Showcasing the art and ritual of the African and African-diaspora religions

Ọpọ́n Ifá #2

Catalog Number: D114


43.18 cm diameter, 20.32 cm tall with 2.54 cm tall handle


17" diameter, 8" tall with 1" tall handle



19.75" x 17.25"

50.165 mm x 43.815 mm

Religion and Denomination: Yoruba indigenous religion (Yoruba)
Country of Origin: Nigeria
Ethnographic Origin: Yoruba
Materials: Wood
Date of Manufacture: 06/2009
Usage: N/A
Detailed Description of Significance:

There are three faces on the top of the bowl’s lid, in the traditional form of Èṣù, and occurring in Èṣù’s preferred number. The face of Èṣù is a common image in Ifá divining boards (also called (ọpọ́n), and these images are likely a reference to this fact. Around the outer edge of the lid are various animal images. An image of a bird represents a common sacrifice made to the òrìs̩à, and a prayer that one’s orí  (inner head) will lead one in all matters. A bird always flies or walks with its head forward.  Hence, birds dramatize the intent of divination, in which a practitioner attempts to move forward in life.
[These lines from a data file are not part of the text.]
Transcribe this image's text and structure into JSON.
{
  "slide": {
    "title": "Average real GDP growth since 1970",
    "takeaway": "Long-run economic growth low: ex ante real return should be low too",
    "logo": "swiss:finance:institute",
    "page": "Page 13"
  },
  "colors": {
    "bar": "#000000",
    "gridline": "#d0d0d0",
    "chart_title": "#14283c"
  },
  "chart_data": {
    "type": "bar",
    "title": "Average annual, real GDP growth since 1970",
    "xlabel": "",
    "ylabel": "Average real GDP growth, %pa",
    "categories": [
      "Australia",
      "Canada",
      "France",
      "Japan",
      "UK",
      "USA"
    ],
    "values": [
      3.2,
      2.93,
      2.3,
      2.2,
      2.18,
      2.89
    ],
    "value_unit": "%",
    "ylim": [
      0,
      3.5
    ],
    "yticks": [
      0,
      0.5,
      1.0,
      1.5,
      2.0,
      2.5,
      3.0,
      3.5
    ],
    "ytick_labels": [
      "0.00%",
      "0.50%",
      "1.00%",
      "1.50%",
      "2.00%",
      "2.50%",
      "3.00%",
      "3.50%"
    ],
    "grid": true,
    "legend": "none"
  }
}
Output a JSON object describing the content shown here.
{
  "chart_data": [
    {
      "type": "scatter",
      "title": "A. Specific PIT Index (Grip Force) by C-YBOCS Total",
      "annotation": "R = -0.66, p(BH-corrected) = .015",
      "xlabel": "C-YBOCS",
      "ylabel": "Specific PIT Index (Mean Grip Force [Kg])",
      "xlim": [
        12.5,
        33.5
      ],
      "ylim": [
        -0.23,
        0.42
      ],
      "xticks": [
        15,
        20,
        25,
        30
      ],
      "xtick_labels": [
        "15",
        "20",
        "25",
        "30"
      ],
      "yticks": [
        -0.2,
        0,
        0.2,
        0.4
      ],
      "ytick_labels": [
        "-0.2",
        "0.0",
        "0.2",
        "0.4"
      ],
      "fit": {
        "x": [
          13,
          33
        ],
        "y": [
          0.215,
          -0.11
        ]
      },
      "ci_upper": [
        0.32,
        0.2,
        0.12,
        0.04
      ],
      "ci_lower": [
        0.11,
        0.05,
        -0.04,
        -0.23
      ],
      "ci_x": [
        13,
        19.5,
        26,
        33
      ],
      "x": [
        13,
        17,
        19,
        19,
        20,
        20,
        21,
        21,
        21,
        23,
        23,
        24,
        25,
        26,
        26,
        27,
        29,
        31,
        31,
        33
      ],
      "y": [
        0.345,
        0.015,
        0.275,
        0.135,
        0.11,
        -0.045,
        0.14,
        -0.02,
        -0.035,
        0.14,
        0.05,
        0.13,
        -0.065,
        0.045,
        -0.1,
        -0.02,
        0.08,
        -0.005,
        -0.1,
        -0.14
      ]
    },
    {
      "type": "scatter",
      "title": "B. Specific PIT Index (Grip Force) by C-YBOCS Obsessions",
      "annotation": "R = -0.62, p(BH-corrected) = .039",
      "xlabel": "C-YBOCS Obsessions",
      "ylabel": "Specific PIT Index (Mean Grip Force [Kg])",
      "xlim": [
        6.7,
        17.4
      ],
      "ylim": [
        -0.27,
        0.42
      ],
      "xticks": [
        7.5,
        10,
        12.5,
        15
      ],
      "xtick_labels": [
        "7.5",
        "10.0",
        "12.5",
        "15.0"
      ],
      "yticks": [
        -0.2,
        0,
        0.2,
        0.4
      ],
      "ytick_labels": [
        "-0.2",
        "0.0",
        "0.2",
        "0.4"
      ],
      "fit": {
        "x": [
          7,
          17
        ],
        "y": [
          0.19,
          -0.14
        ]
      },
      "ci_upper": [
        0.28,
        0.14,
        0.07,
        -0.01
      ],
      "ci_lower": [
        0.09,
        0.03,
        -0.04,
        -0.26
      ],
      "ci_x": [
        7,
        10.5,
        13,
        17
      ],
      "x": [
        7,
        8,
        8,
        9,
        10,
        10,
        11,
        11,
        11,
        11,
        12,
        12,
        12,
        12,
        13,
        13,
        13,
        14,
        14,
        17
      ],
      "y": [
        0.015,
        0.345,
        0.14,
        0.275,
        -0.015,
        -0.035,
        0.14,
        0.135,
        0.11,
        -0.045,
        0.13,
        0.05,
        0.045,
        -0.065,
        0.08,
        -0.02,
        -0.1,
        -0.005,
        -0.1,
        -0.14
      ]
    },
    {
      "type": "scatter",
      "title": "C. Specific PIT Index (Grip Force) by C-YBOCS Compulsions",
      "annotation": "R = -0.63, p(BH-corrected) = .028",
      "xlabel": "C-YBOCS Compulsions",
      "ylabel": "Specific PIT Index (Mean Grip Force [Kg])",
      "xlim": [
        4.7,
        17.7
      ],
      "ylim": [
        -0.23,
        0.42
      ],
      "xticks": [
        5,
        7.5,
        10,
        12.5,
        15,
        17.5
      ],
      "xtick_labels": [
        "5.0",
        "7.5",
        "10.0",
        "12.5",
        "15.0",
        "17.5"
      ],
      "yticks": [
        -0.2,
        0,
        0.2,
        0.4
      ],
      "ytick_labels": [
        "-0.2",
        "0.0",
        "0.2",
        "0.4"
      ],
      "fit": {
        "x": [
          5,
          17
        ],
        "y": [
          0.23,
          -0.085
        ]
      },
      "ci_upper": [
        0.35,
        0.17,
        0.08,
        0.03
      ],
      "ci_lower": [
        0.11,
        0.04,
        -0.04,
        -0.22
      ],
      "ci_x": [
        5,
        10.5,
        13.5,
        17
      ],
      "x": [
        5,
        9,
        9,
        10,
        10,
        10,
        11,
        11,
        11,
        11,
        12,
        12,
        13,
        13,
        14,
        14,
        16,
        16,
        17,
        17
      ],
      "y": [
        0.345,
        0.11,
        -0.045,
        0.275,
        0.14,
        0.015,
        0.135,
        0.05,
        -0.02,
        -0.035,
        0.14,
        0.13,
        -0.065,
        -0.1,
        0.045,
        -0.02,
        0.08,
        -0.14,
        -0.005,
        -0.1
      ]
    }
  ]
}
An image of a chicken eating a worm adds a similar significance to the bird. The image of a tortoise represents longevity, and is an important and common offering to the òrìs̩à when a supplicant seeks a longer life. The image of a chameleon (alágẹmo̩) refers to the belief that the chameleon was the first animal sent by the òrìs̩à to walk upon the earth; its slow, steady, careful walk symbolizes the prayer that the user will be careful in his or her future proceedings. An image of a crab refers to the fact that in Yorubaland, crabs are known to live in the mud; this represents the prayer that the devotee’s life will be soft and cool, like the mud. An image of a goat refers to the importance of goats as a sacrificial offering. Finally, there are depictions of catfish around the top, interspersed with Èṣù’s faces; the catfish is another important offering in òrìs̩à worship,because like a bird, it leads with its head, just as one’s destiny leads forward.

The bottom half of the bowl tells a story of sickness and renewed health through appeals to the òrìs̩à. It begins with a man on horseback, a typical depiction of Ògún, the god of iron and war. The next figure has rough clothing and carries a spear, a common delineation of Ọbalúayé, the god of sickness, indicating that the worshiper has fallen ill. Next is an image of the lord of communications Èṣù, identifiable by his elongated headdress; this figure has his hand on Ọbalúayé’s spear. Next to Èṣù is a kneeling woman presenting an offering to him, and then an image of another woman receiving some sort of medicine from the god. Following that is an image of Èṣù pounding yams, another form of medicine, and then a depiction of Èṣù offering medicine to the woman. Finally, there are several images representing other gods, including a ṣẹ́rẹ́ rattle representing Ṣàngó, another spear representing Ọbalúayé, and a final representation of Èṣù and his elongated headdress.